Inflation has remained at a four-decade high, gas and food prices are still hitting consumers’ pocket books — and those economic woes are expected to be among the issues front and center in November’s midterm elections that could decide who controls Congress.
Yellen, after insisting that inflation was “transitory” last year, fessed up during an interview on CNN in May and admitted that she was “wrong.”
“I was wrong then about the path that inflation would take,” she said. “As I mentioned, there have been unanticipated and large shocks to the economy that have boosted energy and food prices and supply bottlenecks that have affected our economy badly that I, at the time, didn’t fully understand, but we recognize that now.”

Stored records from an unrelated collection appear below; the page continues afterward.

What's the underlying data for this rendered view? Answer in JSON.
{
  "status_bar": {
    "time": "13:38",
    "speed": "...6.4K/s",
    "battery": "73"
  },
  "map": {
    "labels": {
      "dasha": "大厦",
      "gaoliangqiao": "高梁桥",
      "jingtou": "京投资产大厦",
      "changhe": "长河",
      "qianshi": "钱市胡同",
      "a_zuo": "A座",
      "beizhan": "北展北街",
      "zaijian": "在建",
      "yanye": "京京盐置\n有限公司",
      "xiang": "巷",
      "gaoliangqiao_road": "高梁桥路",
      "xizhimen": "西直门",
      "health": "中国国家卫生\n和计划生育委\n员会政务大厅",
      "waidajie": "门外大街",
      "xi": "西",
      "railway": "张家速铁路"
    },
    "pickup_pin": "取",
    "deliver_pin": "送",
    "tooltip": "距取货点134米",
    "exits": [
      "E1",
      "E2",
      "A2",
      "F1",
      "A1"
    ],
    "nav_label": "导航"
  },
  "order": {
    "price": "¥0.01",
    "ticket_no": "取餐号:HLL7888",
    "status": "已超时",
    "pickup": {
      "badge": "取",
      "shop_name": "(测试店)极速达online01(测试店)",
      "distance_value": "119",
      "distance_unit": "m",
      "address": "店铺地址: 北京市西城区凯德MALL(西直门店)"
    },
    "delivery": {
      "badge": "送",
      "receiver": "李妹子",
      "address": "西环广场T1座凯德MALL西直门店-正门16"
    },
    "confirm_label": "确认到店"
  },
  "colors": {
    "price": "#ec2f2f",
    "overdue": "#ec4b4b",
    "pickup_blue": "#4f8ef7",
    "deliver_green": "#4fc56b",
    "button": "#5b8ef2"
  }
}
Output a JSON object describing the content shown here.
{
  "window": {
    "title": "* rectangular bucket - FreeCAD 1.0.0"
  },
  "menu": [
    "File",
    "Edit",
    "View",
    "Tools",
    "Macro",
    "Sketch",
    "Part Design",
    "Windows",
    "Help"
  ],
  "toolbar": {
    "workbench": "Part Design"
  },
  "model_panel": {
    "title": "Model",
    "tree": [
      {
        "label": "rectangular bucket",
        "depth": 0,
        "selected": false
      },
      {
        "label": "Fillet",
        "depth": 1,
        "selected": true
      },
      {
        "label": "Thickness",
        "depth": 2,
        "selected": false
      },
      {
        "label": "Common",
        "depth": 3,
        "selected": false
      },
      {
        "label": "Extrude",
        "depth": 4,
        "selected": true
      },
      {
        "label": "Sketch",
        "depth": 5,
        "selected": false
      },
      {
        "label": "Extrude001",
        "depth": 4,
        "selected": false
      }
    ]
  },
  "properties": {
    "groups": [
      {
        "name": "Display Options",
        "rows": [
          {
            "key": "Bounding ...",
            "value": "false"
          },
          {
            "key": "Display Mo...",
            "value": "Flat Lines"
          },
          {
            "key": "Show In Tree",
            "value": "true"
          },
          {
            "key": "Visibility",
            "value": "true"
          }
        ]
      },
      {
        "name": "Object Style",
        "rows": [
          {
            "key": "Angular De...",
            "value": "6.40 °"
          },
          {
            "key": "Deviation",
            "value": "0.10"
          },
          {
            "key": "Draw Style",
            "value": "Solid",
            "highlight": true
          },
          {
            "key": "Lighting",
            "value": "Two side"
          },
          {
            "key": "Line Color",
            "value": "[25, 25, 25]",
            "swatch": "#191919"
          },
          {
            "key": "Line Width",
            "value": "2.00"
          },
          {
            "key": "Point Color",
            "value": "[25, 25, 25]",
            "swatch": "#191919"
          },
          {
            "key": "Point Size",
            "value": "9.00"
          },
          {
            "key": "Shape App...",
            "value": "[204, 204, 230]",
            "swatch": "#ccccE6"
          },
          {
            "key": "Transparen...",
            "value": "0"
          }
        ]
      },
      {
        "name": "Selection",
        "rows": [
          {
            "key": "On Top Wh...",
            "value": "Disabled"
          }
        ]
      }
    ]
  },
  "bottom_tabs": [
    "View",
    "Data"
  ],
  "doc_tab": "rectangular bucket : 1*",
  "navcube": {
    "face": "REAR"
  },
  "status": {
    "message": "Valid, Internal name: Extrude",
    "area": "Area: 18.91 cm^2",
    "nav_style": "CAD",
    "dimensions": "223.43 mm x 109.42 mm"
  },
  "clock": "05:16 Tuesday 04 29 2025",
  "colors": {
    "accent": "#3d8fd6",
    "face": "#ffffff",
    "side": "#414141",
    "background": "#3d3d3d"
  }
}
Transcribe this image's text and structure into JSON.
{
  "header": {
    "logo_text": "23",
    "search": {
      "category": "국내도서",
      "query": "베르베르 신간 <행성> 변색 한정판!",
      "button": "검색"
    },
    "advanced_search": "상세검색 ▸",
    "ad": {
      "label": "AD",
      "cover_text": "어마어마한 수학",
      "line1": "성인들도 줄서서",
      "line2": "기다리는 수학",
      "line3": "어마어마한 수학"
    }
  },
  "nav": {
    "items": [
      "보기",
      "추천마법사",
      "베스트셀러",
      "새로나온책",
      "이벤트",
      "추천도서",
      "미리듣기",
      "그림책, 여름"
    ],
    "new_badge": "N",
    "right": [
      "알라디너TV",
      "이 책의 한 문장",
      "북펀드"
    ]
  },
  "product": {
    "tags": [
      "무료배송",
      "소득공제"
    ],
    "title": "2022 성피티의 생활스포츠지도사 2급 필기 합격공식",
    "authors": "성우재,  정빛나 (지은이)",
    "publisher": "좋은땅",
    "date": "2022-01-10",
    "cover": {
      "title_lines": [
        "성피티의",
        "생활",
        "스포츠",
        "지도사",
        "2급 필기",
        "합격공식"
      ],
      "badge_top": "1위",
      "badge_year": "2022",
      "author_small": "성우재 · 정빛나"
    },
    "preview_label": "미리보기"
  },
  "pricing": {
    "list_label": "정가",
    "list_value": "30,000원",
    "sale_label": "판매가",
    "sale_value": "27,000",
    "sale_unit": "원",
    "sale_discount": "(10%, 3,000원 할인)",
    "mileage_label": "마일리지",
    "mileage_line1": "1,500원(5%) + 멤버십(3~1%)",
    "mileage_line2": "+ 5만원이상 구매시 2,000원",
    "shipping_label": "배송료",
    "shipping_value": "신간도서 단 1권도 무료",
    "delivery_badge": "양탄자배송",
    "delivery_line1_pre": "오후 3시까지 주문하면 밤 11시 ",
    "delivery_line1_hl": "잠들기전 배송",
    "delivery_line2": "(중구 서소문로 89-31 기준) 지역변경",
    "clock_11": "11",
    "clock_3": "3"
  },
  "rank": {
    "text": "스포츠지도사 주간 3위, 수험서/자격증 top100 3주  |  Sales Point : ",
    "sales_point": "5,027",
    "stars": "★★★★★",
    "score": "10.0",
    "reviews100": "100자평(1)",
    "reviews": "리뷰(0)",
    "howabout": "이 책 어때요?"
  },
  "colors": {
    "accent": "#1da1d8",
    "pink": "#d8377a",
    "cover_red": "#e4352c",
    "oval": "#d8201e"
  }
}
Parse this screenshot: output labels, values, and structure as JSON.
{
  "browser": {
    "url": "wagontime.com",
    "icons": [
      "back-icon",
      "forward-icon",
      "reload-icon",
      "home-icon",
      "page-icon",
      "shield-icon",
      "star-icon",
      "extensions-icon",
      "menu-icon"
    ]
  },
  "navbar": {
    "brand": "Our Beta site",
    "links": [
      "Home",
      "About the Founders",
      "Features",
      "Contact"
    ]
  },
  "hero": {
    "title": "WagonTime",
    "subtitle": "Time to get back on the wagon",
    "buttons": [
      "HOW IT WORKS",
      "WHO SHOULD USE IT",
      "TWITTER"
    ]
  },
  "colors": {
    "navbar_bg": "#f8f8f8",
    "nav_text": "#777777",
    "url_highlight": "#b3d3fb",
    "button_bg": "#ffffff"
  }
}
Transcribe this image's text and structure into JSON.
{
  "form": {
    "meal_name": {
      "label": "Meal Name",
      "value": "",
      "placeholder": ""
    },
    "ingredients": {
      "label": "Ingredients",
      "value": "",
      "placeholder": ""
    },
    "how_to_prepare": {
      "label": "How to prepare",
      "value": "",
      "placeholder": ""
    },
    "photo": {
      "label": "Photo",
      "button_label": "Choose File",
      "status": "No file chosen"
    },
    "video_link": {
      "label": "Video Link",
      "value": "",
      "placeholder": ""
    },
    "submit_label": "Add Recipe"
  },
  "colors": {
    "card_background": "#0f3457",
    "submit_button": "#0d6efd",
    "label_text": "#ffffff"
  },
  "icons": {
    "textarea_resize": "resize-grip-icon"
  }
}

Sununu also accused predicted a recession is on the horizon, slamming Yellen for saying that outcome was “not inevitable.”
“You cannot add $5 trillion onto America’s balance sheet and just hope it goes away. The recession is coming. The Fed, I think, has known this for a while. They have kind of ignored it. They should have been easing us into the right rates and where we need to go over a year ago,” he said.
“You had a Treasury secretary who was saying, oh, well, it’s not inevitable,” Sununu continued. “Of course, it’s inevitable. You don’t need four years at Dartmouth economics to know that, when you add that $5 trillion, there has to be some outcome.”
The governor acknowledged that gas prices are beginning to subside after hitting around $5 a gallon on average, but he also noted that home heating costs are expected to soar to record rates this winter adversely affecting low-income families and others on fixed incomes.
“And that reality is going to come to bear at the toughest times, right? We have high energy prices now. It costs twice as much to fill your gas tank. It costs about twice as much to create baseload generation,” he said. “And all of that really comes to bear. And it’s not going away anytime soon.”